A study published in Nature Sustainability suggests that climate policies focused on forcing lifestyle changes may weaken public support for environmental action.
Researchers found that mandates such as urban car bans can erode people’s underlying environmental values, even among those already inclined to live sustainably.
“Policies don’t just spur a target behaviour. We find that they can change people’s underlying values: leading to unintended negative effects, but also possibly cultivating green values,” says SFI Complexity Postdoctoral Fellow Katrin Schmelz, lead author of the study.

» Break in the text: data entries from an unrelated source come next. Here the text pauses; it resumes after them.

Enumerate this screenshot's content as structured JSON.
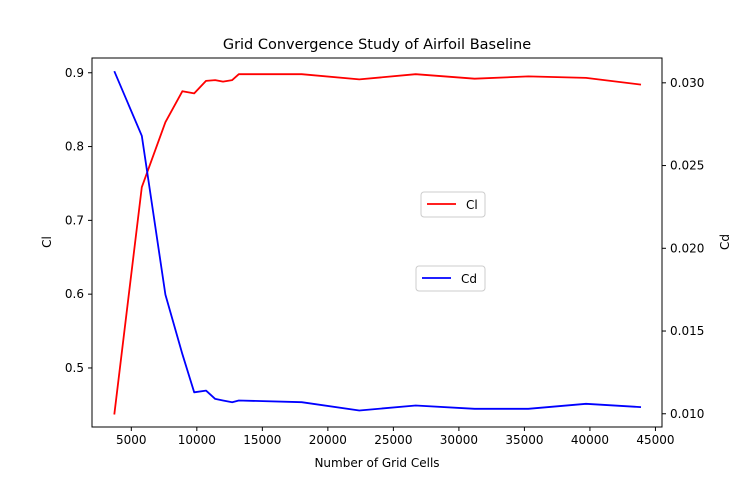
{
  "chart_data": {
    "type": "line",
    "title": "Grid Convergence Study of Airfoil Baseline",
    "xlabel": "Number of Grid Cells",
    "ylabel_left": "Cl",
    "ylabel_right": "Cd",
    "xlim": [
      2000,
      45500
    ],
    "ylim_left": [
      0.42,
      0.92
    ],
    "ylim_right": [
      0.0092,
      0.0315
    ],
    "x_ticks": [
      5000,
      10000,
      15000,
      20000,
      25000,
      30000,
      35000,
      40000,
      45000
    ],
    "y_left_ticks": [
      0.5,
      0.6,
      0.7,
      0.8,
      0.9
    ],
    "y_right_ticks": [
      0.01,
      0.015,
      0.02,
      0.025,
      0.03
    ],
    "x_tick_labels": [
      "5000",
      "10000",
      "15000",
      "20000",
      "25000",
      "30000",
      "35000",
      "40000",
      "45000"
    ],
    "y_left_tick_labels": [
      "0.5",
      "0.6",
      "0.7",
      "0.8",
      "0.9"
    ],
    "y_right_tick_labels": [
      "0.010",
      "0.015",
      "0.020",
      "0.025",
      "0.030"
    ],
    "grid": false,
    "series": [
      {
        "name": "Cl",
        "axis": "left",
        "color": "#ff0000",
        "x": [
          3700,
          5800,
          7600,
          8900,
          9800,
          10700,
          11400,
          12000,
          12700,
          13200,
          18000,
          22400,
          26700,
          31200,
          35300,
          39700,
          43900
        ],
        "y": [
          0.437,
          0.745,
          0.833,
          0.875,
          0.872,
          0.889,
          0.89,
          0.888,
          0.89,
          0.898,
          0.898,
          0.891,
          0.898,
          0.892,
          0.895,
          0.893,
          0.884
        ]
      },
      {
        "name": "Cd",
        "axis": "right",
        "color": "#0000ff",
        "x": [
          3700,
          5800,
          7600,
          8900,
          9800,
          10700,
          11400,
          12000,
          12700,
          13200,
          18000,
          22400,
          26700,
          31200,
          35300,
          39700,
          43900
        ],
        "y": [
          0.0307,
          0.0268,
          0.0172,
          0.0136,
          0.0113,
          0.0114,
          0.0109,
          0.0108,
          0.0107,
          0.0108,
          0.0107,
          0.0102,
          0.0105,
          0.0103,
          0.0103,
          0.0106,
          0.0104
        ]
      }
    ],
    "legends": [
      {
        "series": "Cl",
        "placement": "center-right upper"
      },
      {
        "series": "Cd",
        "placement": "center-right lower"
      }
    ]
  }
}
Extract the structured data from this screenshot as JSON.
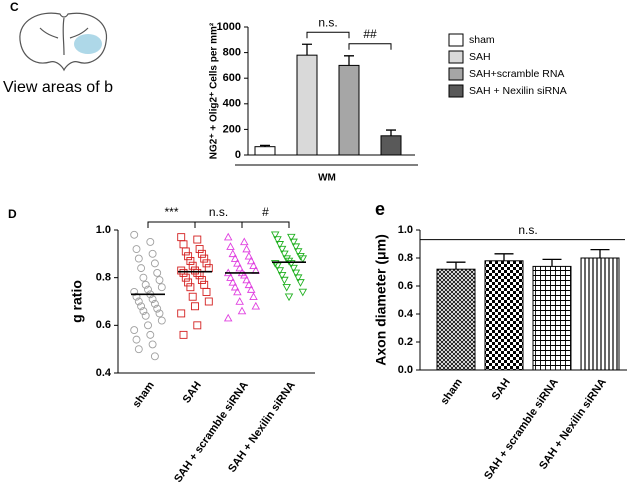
{
  "chart_data": [
    {
      "type": "bar",
      "label": "C",
      "image_caption": "View areas of b",
      "ylabel": "NG2⁺ + Olig2⁺ Cells per mm²",
      "xlabel": "WM",
      "categories": [
        "sham",
        "SAH",
        "SAH+scramble RNA",
        "SAH + Nexilin siRNA"
      ],
      "values": [
        65,
        780,
        700,
        150
      ],
      "errors": [
        10,
        85,
        75,
        45
      ],
      "colors": [
        "#ffffff",
        "#d9d9d9",
        "#a6a6a6",
        "#595959"
      ],
      "ylim": [
        0,
        1000
      ],
      "yticks": [
        0,
        200,
        400,
        600,
        800,
        1000
      ],
      "legend": "right",
      "annotations": [
        {
          "text": "n.s.",
          "between": [
            1,
            2
          ]
        },
        {
          "text": "##",
          "between": [
            2,
            3
          ]
        }
      ]
    },
    {
      "type": "strip",
      "label": "D",
      "ylabel": "g ratio",
      "categories": [
        "sham",
        "SAH",
        "SAH + scramble siRNA",
        "SAH + Nexilin siRNA"
      ],
      "series": [
        {
          "color": "#a0a0a0",
          "marker": "circle",
          "mean": 0.73,
          "values": [
            0.98,
            0.95,
            0.92,
            0.9,
            0.88,
            0.86,
            0.84,
            0.82,
            0.8,
            0.79,
            0.77,
            0.76,
            0.75,
            0.74,
            0.73,
            0.72,
            0.71,
            0.7,
            0.69,
            0.68,
            0.67,
            0.66,
            0.65,
            0.64,
            0.62,
            0.6,
            0.58,
            0.56,
            0.54,
            0.52,
            0.5,
            0.47
          ]
        },
        {
          "color": "#d42020",
          "marker": "square",
          "mean": 0.825,
          "values": [
            0.97,
            0.96,
            0.94,
            0.92,
            0.91,
            0.9,
            0.89,
            0.88,
            0.87,
            0.86,
            0.85,
            0.84,
            0.83,
            0.83,
            0.82,
            0.82,
            0.81,
            0.8,
            0.79,
            0.78,
            0.77,
            0.76,
            0.74,
            0.72,
            0.7,
            0.68,
            0.65,
            0.6,
            0.56
          ]
        },
        {
          "color": "#e040e0",
          "marker": "triangle",
          "mean": 0.82,
          "values": [
            0.97,
            0.95,
            0.93,
            0.92,
            0.9,
            0.89,
            0.88,
            0.87,
            0.86,
            0.85,
            0.84,
            0.83,
            0.82,
            0.82,
            0.81,
            0.8,
            0.79,
            0.78,
            0.77,
            0.76,
            0.75,
            0.74,
            0.72,
            0.7,
            0.68,
            0.66,
            0.63
          ]
        },
        {
          "color": "#20b020",
          "marker": "triangle-down",
          "mean": 0.865,
          "values": [
            0.98,
            0.97,
            0.96,
            0.95,
            0.94,
            0.93,
            0.92,
            0.91,
            0.9,
            0.89,
            0.88,
            0.88,
            0.87,
            0.86,
            0.86,
            0.85,
            0.84,
            0.83,
            0.82,
            0.81,
            0.8,
            0.79,
            0.78,
            0.76,
            0.74,
            0.72
          ]
        }
      ],
      "ylim": [
        0.4,
        1
      ],
      "yticks": [
        0.4,
        0.6,
        0.8,
        {
          "value": 1,
          "label": "1.0"
        }
      ],
      "annotations": [
        {
          "text": "***",
          "between": [
            0,
            1
          ]
        },
        {
          "text": "n.s.",
          "between": [
            1,
            2
          ]
        },
        {
          "text": "#",
          "between": [
            2,
            3
          ]
        }
      ]
    },
    {
      "type": "bar",
      "label": "e",
      "ylabel": "Axon diameter (μm)",
      "categories": [
        "sham",
        "SAH",
        "SAH + scramble siRNA",
        "SAH + Nexilin siRNA"
      ],
      "values": [
        0.72,
        0.78,
        0.74,
        0.8
      ],
      "errors": [
        0.05,
        0.05,
        0.05,
        0.06
      ],
      "patterns": [
        "crosshatch",
        "checker",
        "grid",
        "vstripe"
      ],
      "ylim": [
        0,
        1
      ],
      "yticks": [
        {
          "value": 0,
          "label": "0.0"
        },
        0.2,
        0.4,
        0.6,
        0.8,
        {
          "value": 1,
          "label": "1.0"
        }
      ],
      "annotations": [
        {
          "text": "n.s.",
          "between": [
            0,
            3
          ]
        }
      ]
    }
  ]
}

Schmelz and SFI Professor Sam Bowles surveyed more than 3,000 Germans representative of national demographics, comparing reactions to climate mandates with COVID-19 restrictions. The results showed that climate mandates triggered a 52% stronger negative response than pandemic-related controls.

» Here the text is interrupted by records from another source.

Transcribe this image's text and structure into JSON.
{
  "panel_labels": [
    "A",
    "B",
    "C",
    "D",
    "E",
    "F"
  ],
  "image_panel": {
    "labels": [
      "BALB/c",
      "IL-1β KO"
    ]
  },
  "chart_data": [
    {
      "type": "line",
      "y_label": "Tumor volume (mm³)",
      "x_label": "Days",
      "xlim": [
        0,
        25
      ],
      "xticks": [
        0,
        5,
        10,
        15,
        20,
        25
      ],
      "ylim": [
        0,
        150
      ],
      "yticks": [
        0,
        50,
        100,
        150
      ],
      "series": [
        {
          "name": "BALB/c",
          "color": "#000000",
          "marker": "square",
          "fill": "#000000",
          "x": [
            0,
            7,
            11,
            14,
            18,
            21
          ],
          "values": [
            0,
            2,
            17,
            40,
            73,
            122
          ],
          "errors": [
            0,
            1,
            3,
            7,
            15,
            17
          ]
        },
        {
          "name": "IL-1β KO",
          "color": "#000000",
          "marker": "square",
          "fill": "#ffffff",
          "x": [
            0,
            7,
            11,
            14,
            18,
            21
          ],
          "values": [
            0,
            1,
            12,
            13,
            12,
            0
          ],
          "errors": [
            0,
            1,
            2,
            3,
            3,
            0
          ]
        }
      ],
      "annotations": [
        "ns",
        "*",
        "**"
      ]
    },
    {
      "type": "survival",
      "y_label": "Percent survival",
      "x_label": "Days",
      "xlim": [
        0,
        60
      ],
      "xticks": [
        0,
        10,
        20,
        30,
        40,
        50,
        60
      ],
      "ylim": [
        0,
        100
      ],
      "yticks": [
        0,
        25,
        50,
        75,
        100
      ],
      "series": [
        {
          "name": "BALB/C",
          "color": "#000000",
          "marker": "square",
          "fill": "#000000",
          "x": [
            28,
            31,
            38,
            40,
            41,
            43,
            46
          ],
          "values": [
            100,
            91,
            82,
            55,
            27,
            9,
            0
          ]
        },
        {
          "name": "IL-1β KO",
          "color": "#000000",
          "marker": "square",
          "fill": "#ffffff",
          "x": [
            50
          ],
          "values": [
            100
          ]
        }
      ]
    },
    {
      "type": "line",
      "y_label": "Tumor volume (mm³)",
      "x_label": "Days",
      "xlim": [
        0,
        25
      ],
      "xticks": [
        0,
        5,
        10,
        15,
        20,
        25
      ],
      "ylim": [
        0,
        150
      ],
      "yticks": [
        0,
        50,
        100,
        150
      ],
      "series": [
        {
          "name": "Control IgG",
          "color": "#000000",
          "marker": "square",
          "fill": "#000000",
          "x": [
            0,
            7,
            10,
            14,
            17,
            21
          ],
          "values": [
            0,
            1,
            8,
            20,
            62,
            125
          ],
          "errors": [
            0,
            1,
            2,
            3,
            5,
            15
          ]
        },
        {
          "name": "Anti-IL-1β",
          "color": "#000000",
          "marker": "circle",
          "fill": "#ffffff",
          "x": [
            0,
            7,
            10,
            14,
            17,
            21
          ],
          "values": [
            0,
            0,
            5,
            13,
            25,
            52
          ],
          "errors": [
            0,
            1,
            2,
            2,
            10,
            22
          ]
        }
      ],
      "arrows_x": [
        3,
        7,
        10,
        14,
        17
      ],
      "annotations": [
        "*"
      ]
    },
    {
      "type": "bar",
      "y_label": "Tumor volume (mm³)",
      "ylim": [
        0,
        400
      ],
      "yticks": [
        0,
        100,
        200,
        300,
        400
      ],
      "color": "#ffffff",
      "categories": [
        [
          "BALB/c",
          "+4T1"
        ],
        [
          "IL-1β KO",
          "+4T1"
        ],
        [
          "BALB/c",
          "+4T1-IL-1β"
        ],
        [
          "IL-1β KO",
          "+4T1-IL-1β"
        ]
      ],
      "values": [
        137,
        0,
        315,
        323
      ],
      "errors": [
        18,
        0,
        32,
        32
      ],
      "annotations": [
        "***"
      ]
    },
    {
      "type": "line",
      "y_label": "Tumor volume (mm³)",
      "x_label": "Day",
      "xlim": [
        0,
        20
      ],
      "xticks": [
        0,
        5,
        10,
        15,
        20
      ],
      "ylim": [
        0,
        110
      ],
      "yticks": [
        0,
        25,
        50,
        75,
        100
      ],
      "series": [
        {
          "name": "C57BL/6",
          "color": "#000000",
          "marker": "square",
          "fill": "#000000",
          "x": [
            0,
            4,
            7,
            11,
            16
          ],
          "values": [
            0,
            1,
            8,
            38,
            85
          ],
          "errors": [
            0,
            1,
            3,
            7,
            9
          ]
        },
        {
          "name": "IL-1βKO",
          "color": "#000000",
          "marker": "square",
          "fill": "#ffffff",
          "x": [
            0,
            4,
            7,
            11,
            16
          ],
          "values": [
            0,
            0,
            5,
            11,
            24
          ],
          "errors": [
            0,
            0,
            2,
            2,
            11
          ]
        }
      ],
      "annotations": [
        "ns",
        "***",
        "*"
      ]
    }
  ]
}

“These crowding-out effects are big enough that policymakers should worry,” Bowles says.
The researchers found less resistance when policies were viewed as effective, non-intrusive, and respectful of personal freedom. Bowles noted, “The science and technology to provide a low-carbon way of life is nearly solved. What’s lagging behind is a social–behavioural science of effective and politically viable climate policies.”
Limits on short-haul flights faced less opposition in Germany, which Schmelz attributes to viable rail alternatives.